Das Internet ist schon immer ein Abbild des Menschens mit all seinen guten und schlechten Ausprägungen gewesen. Was vergangene Woche in der Nähe meines Heimatortes Trier, in der Jugendstilstadt Traben-Trarbach, aufgedeckt wurde, gibt einen umfangreichen Einblick in die tiefen Abgründe unserer Spezies. Es bleibt mir unergründlich, woher der Antrieb kommt, in einem so großen Stil anderen Kriminellen eine Serverplattform für ihre abscheulichen Machenschaften bereitzustellen, um damit Geld zu verdienen.
Bulletproof-Hoster gegen polizeilichen Zugriff
Nach fünf Jahren intensiver Ermittlungen hat die rheinland-pfälzische Polizei nun ein als „Bulletproof-Hoster“ bezeichnetes Rechenzentrum hoch gehen lassen. Der besondere Service eines derartigen Hosters besteht darin, den Kunden Schutz vor staatlichem Zugriff zu bieten und so Ermittlungen zu vereiteln. Dazu erwarben die nun Festgenommenen einen ehemaligen NATO-Bunker in Traben-Trarbach. Unter dem Szenenamen „Cyberbunker“ betrieben sie ein Rechenzentrum, dessen einziger Zweck es war, Webseiten krimineller Täter zu speichern und diesen ihre Straftaten so erst zu ermöglichen.
Alles, was verboten ist
In dem Bunker wurden zahlreiche Webseiten gehostet, über die international agierende Kriminelle verbotene Waren wie Drogen und gefälschte Dokumente sowie gestohlene Daten vertrieben, Kinderpornografie verbreiteten und groß angelegte Cyberangriffe durchführten. Soweit bisher bekannt waren folgende Marktplätze/Foren Kunden der Beschuldigten.

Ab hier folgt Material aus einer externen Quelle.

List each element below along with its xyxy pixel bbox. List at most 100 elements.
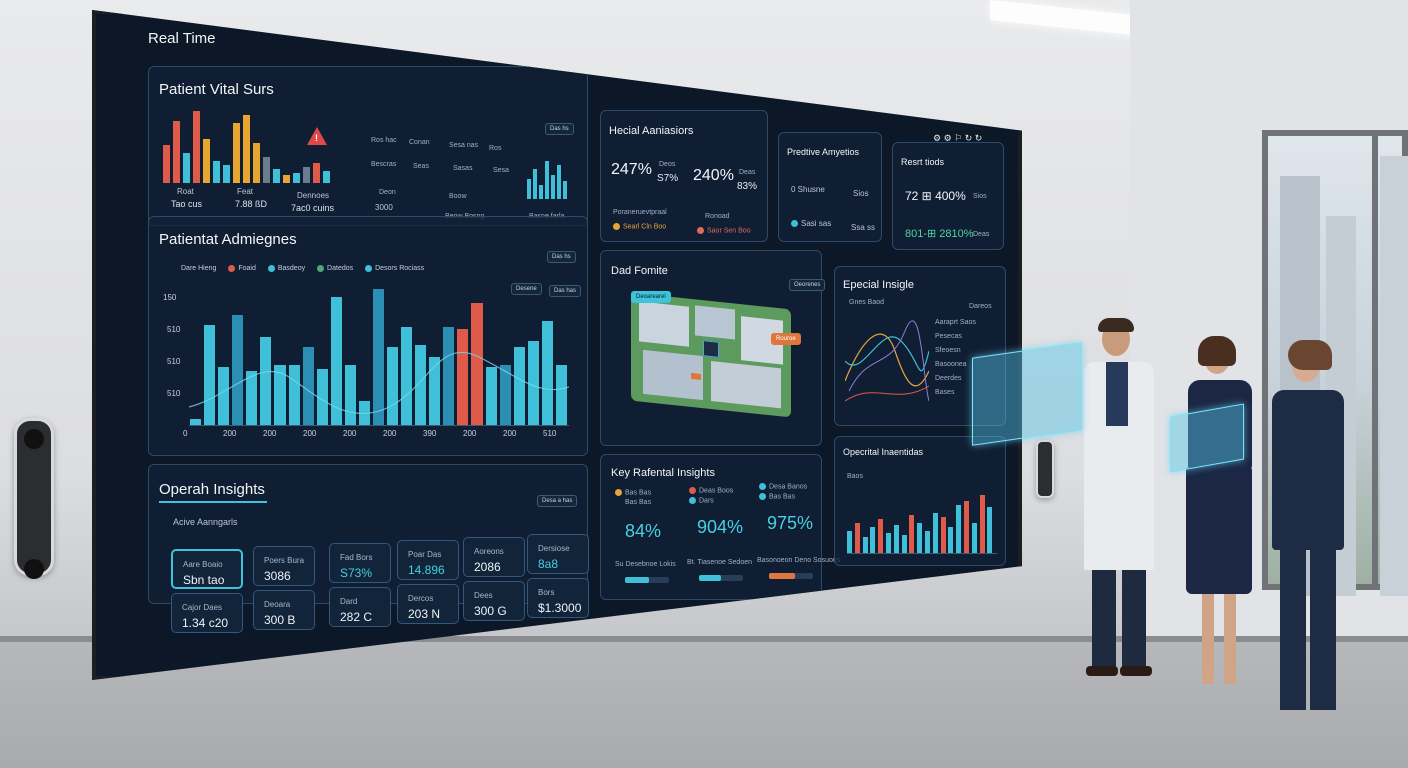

- Cannabis Road: Auf dieser Seite waren 87 Verkäufer von illegalen Drogen aller Art registriert. Insgesamt sollen über die Plattform mehrere tausend Einzelverkäufe von Cannabis-Produkten abgewickelt worden sein.
- Wall Street Market: Nach Ermittlungen der Generalstaatsanwaltschaft Frankfurt handelt es sich hier um den zweitgrößten Marktplatz seiner Art weltweit. In ihrem Aufbau ähnelte die Plattform einer legalen E-Commerce-Plattform im Internet wie z. B. eBay. Über diese Plattform sollen 250.000 Betäubungsmittelgeschäfte mit einem Umsatzvolumen von über 41 Millionen Euro abgewickelt worden sein.

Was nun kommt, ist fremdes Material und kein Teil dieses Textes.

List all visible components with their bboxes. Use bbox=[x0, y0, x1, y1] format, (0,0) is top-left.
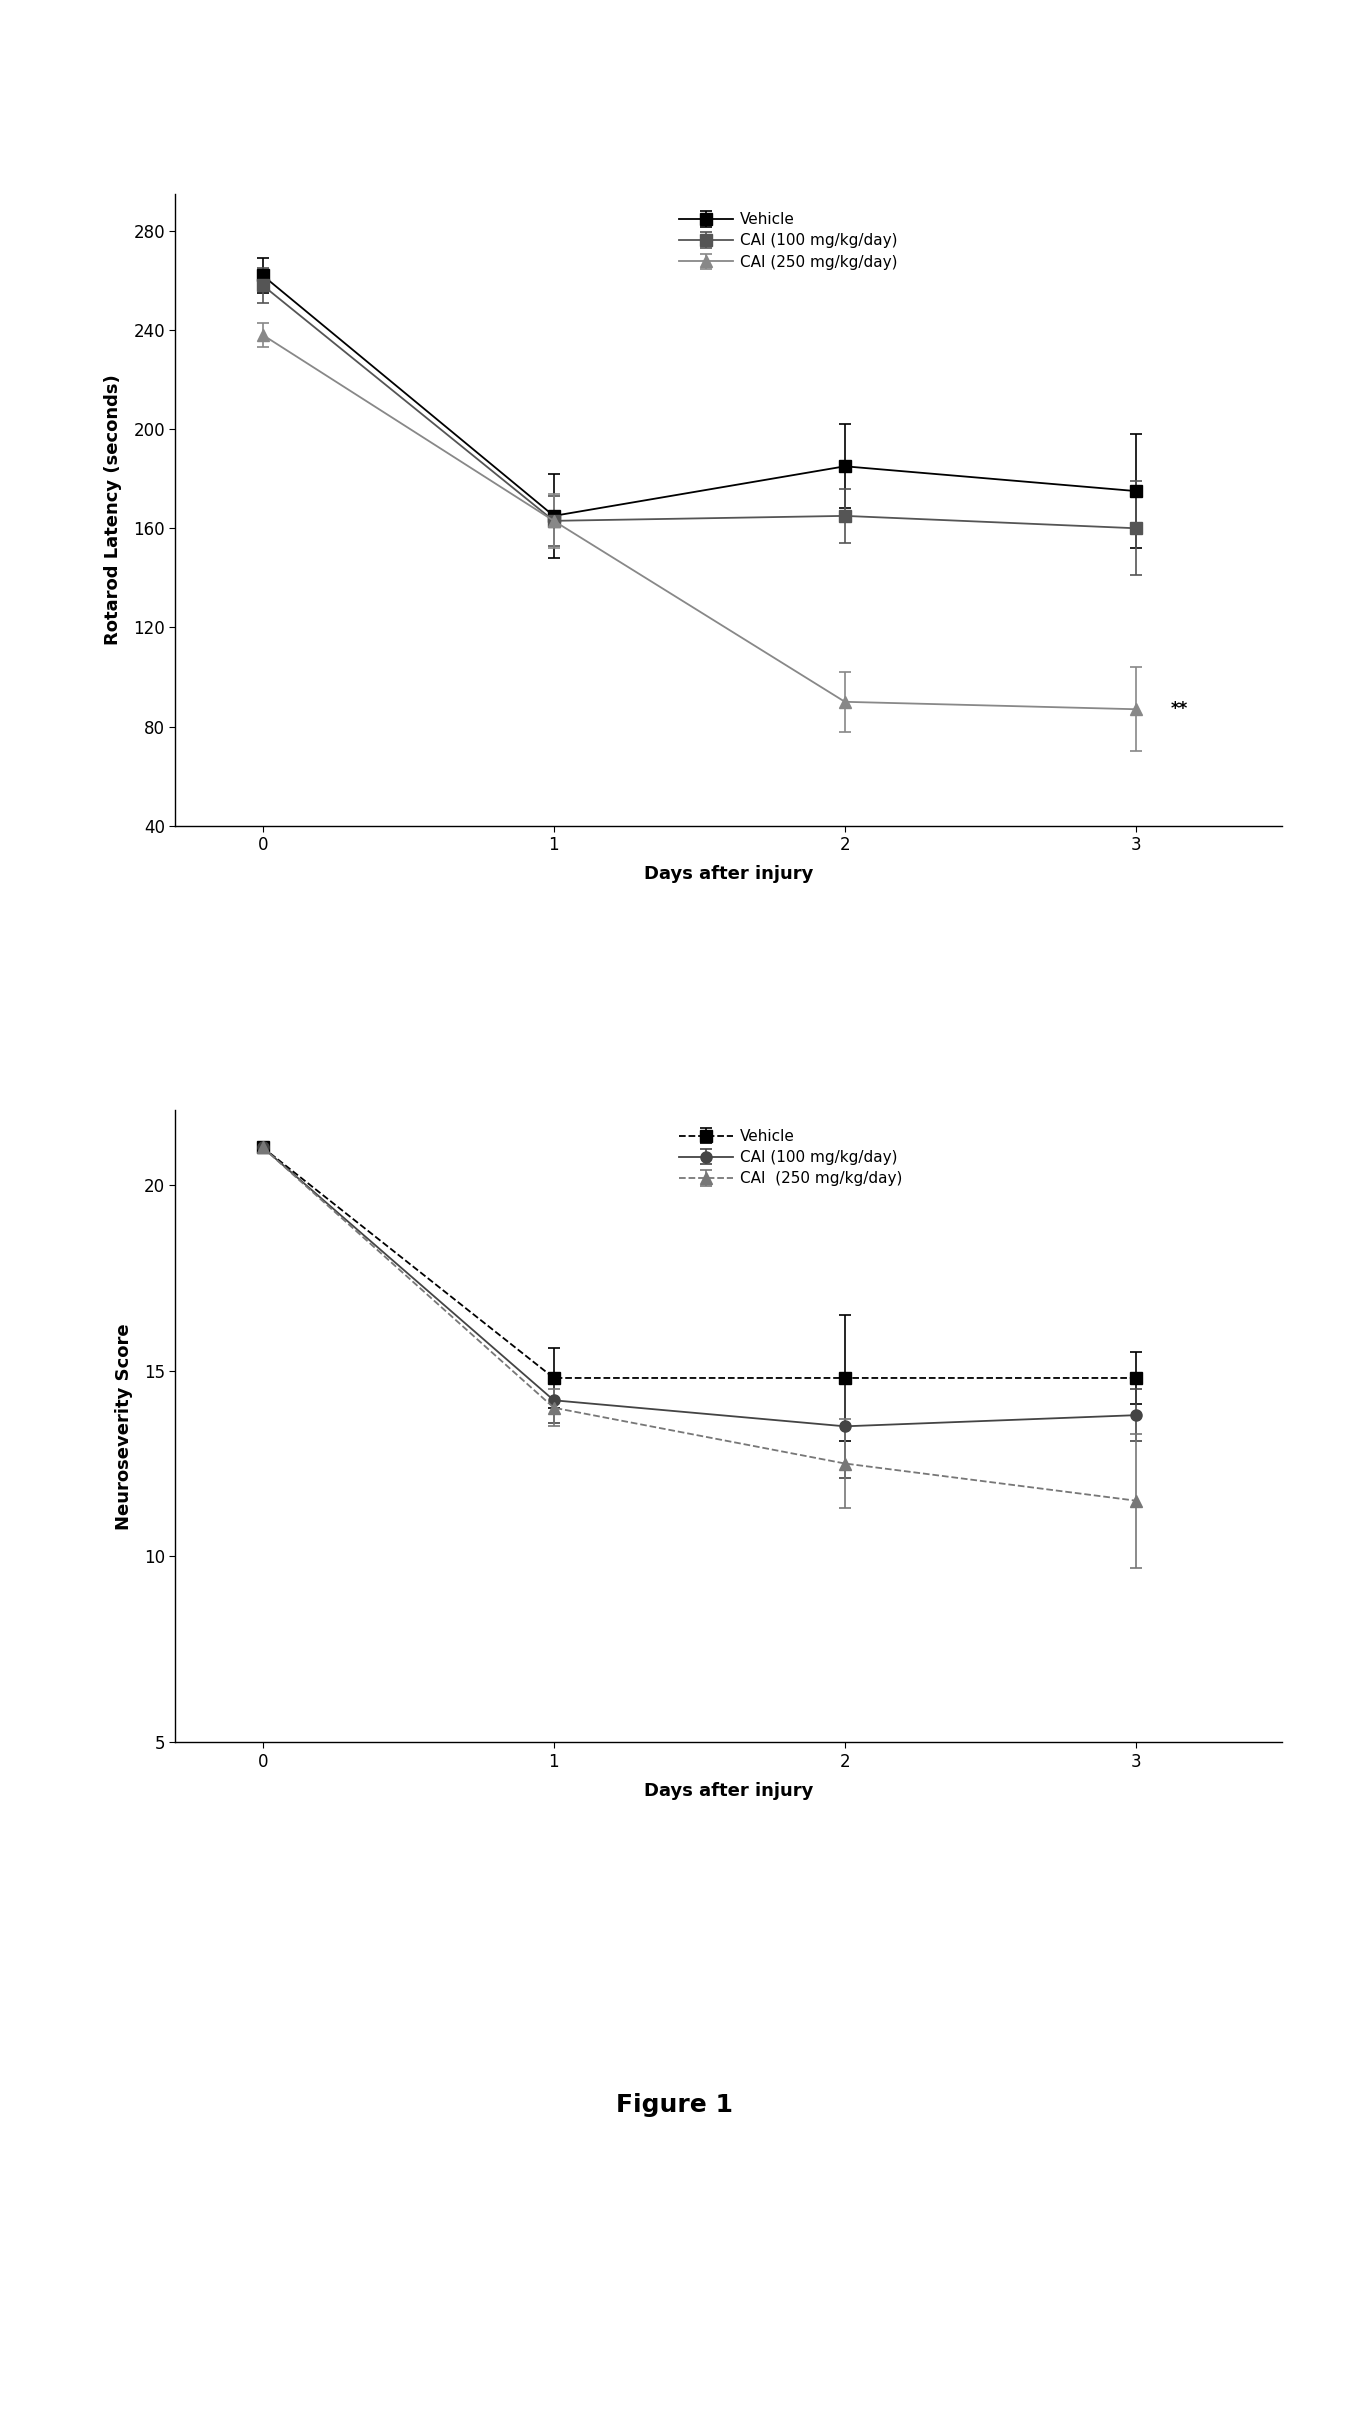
Text: **: ** bbox=[1171, 699, 1188, 719]
Y-axis label: Rotarod Latency (seconds): Rotarod Latency (seconds) bbox=[104, 375, 123, 646]
X-axis label: Days after injury: Days after injury bbox=[643, 866, 813, 883]
Text: Figure 1: Figure 1 bbox=[616, 2093, 733, 2118]
Legend: Vehicle, CAI (100 mg/kg/day), CAI (250 mg/kg/day): Vehicle, CAI (100 mg/kg/day), CAI (250 m… bbox=[673, 206, 904, 276]
Y-axis label: Neuroseverity Score: Neuroseverity Score bbox=[115, 1324, 132, 1529]
Legend: Vehicle, CAI (100 mg/kg/day), CAI  (250 mg/kg/day): Vehicle, CAI (100 mg/kg/day), CAI (250 m… bbox=[673, 1123, 909, 1193]
X-axis label: Days after injury: Days after injury bbox=[643, 1781, 813, 1800]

- Fraudsters: Gegen die Betreiber dieses Untergrundforums ermittelt die Landeszentralstelle Cybercrime (LZC) der Generalstaatsanwaltschaft Koblenz. Es besteht der Verdacht, dass über diese Plattform mehrere tausend Betäubungsmittelgeschäfte abgewickelt worden sind.
- Flugsvamp 2.0: Bei diesem Marktplatz soll es sich um den größten schwedischen Darknet-Marktplatz zum illegalen Verkauf von Betäubungsmitteln handeln. Das Verfahren gegen die Betreiber wird von den schwedischen Ermittlungsbehörden betrieben. Es sollen 600 Verkäufer und etwa 10.000 Käufer auf dem Marktplatz aktiv gewesen sein.
- orangechemicals, acechemstore und lifestylepharma: Über diese Internethandelsplattform wurden europaweit synthetische Drogen in unterschiedlicher Menge und Beschaffenheit vertrieben. Insoweit werden die Ermittlungen von der Staatsanwaltschaft Köln geführt. Es soll um Veräußerungsgeschäfte im fünfstelligen Bereich gehen.
- Angriffe auf Telekom-Router: Auch der groß angelegte Angriff auf rund eine Million Telekom-Router Ende November 2016 wurde über einen Server im Cyberbunker gesteuert.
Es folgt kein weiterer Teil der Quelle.